Yeni olduğu için genellikle yakın çevremden geri dönüşler aldım. Pozitif geribildirimler şöyle; çok sürükleyici başlayınca bitiyor, kendi hayatımla ilgili çok fazla parça buldum, “ya evet” dediğim çok yer oldu. Negatif ise kitabın kısa olduğu ile ilgiliydi.

Kitabınız yazar olarak size neler kazandırdı?
Kitabın bana kattığı en büyük değer düşüncelerimi insanlarla paylaşabilme olanağı vermiş olmasıdır.


 Mutlaka herkesin okuması gereken kitap, müzik ve film sizce hangisi?
Eckhart Tolle’un tüm kitapları bu alanda okunmaya değerdir. Klasik müzik ve lounge müzik türlerinin zihnimize masaj yaptığını düşünüyorum.

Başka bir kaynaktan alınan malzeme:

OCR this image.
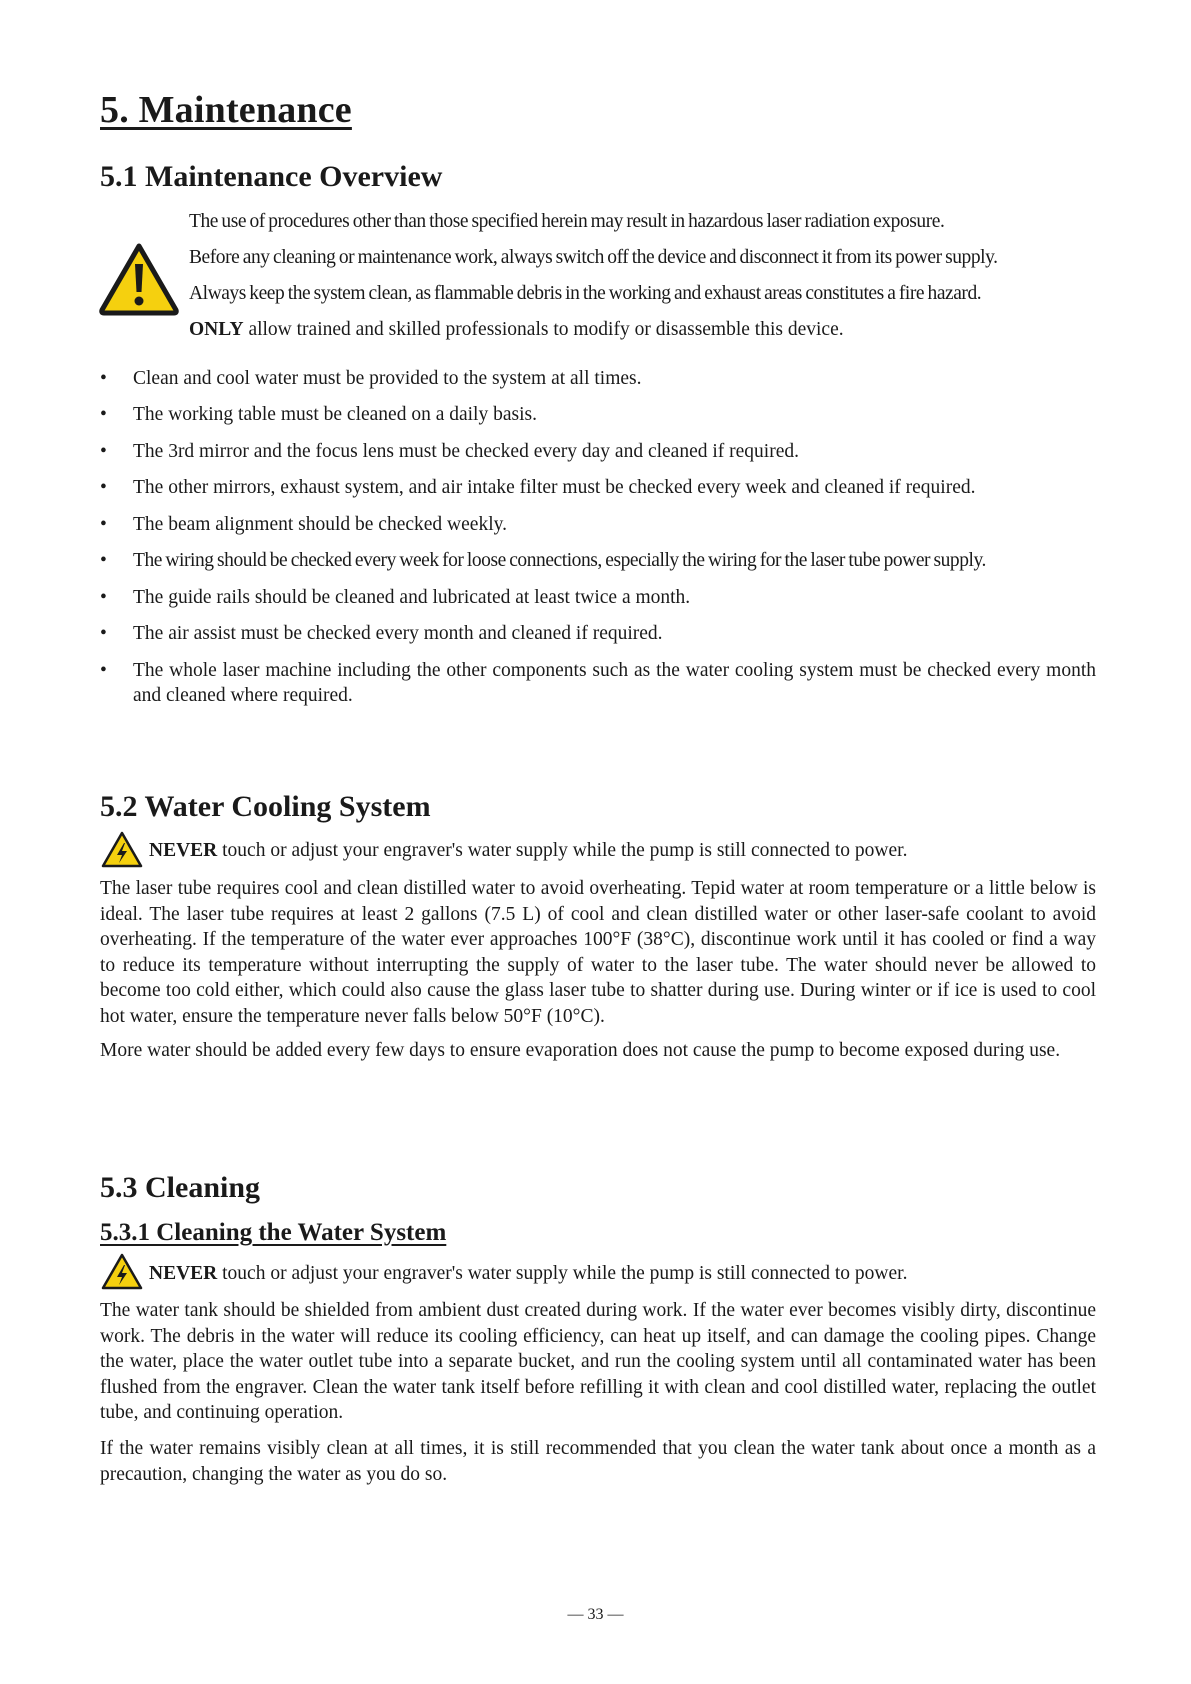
5. Maintenance
5.1 Maintenance Overview

The use of procedures other than those specified herein may result in hazardous laser radiation exposure.

Before any cleaning or maintenance work, always switch off the device and disconnect it from its power supply.

Always keep the system clean, as flammable debris in the working and exhaust areas constitutes a fire hazard.

ONLY allow trained and skilled professionals to modify or disassemble this device.

• Clean and cool water must be provided to the system at all times.
• The working table must be cleaned on a daily basis.
• The 3rd mirror and the focus lens must be checked every day and cleaned if required.
• The other mirrors, exhaust system, and air intake filter must be checked every week and cleaned if required.
• The beam alignment should be checked weekly.
• The wiring should be checked every week for loose connections, especially the wiring for the laser tube power supply.
• The guide rails should be cleaned and lubricated at least twice a month.
• The air assist must be checked every month and cleaned if required.
• The whole laser machine including the other components such as the water cooling system must be checked every month and cleaned where required.
5.2 Water Cooling System

NEVER touch or adjust your engraver's water supply while the pump is still connected to power.

The laser tube requires cool and clean distilled water to avoid overheating. Tepid water at room temperature or a little below is ideal. The laser tube requires at least 2 gallons (7.5 L) of cool and clean distilled water or other laser-safe coolant to avoid overheating. If the temperature of the water ever approaches 100°F (38°C), discontinue work until it has cooled or find a way to reduce its temperature without interrupting the supply of water to the laser tube. The water should never be allowed to become too cold either, which could also cause the glass laser tube to shatter during use. During winter or if ice is used to cool hot water, ensure the temperature never falls below 50°F (10°C).

More water should be added every few days to ensure evaporation does not cause the pump to become exposed during use.

5.3 Cleaning
5.3.1 Cleaning the Water System

NEVER touch or adjust your engraver's water supply while the pump is still connected to power.

The water tank should be shielded from ambient dust created during work. If the water ever becomes visibly dirty, discontinue work. The debris in the water will reduce its cooling efficiency, can heat up itself, and can damage the cooling pipes. Change the water, place the water outlet tube into a separate bucket, and run the cooling system until all contaminated water has been flushed from the engraver. Clean the water tank itself before refilling it with clean and cool distilled water, replacing the outlet tube, and continuing operation.

If the water remains visibly clean at all times, it is still recommended that you clean the water tank about once a month as a precaution, changing the water as you do so.

— 33 —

Bilim kurgu türündeki tüm filmleri de çok severim. Fringe dizisi bence mükemmeldi.

Sağlık haberciliği üzerine düşüncelerinizi öğrenebilir miyim? Sağlık haberlerinde nelere dikkat ediyorsunuz?
“Yeni ne var?” diye çok merak eder ve özellikle takip ederim. Benim alanım dijital bu nedenle gelecek beni çok ilgilendiriyor. Gelecek zamanda çıkacak yenilikçi tüm sağlık haberlerini zevkle okuyorum.

Türkiye’deki çalıştığınız alandaki çalışmaları nasıl değerlendiriyorsunuz?
İyi isimler var daha aktif olabilirler. Her şeyde olduğu gibi sevdirmek ve insanların içselleştirmelerini sağlamak kritik olan. Harekete geçirecek ve aksiyon aldıracak araştırmalara, yazılara ve kitaplara ihtiyacımız var. Bu alanda başarılı olmuş yazarlardan bunları bekliyoruz. 

Kendinizi bulunduğunuz alanın neresinde görüyorsunuz? Bütün istediklerini gerçekleştirmiş, hayatından memnun bir yazar mısınız?
Klasik olacak ama sonsuza kadar öğrenci kalacağım. Her öğrendiğim, deneyimlediğim ve davranış haline getirdiğim aydınlanma süreçleri huzur alanında beni bir üst kademeye taşıyor. Ömrümün sonuna kadar insanlığın bulamadığı cevapların arkasından koşacağım ve formüller geliştirip herkes ile paylaşacağım. Zihinsel evrimleşmenin bir çalışanı olmak istiyorum. Kendimi görmek istediğim yere gelinceye kadar bilim adamı disiplini ile çalışmam gerektiğini de çok iyi biliyorum.
O kadar çok planım var ki, benim yaşam amacım zaten. Benim için rutinin dışına çıkmak çok önemli kendim için belirlediğim her proje benim normal şartlarda yaptığım veya yapabildiğim atılımların ilerisini hedeflemeli. Engin ötesi ne yapabilirim diye kendime çok sorular soruyorum. Projeler bu soruların cevaplarından ürüyor. Kitap yazmaya, çözülmemiş bulmacaları çözmeye, kimsenin değmediği noktalara dokunmaya devam edeceğim.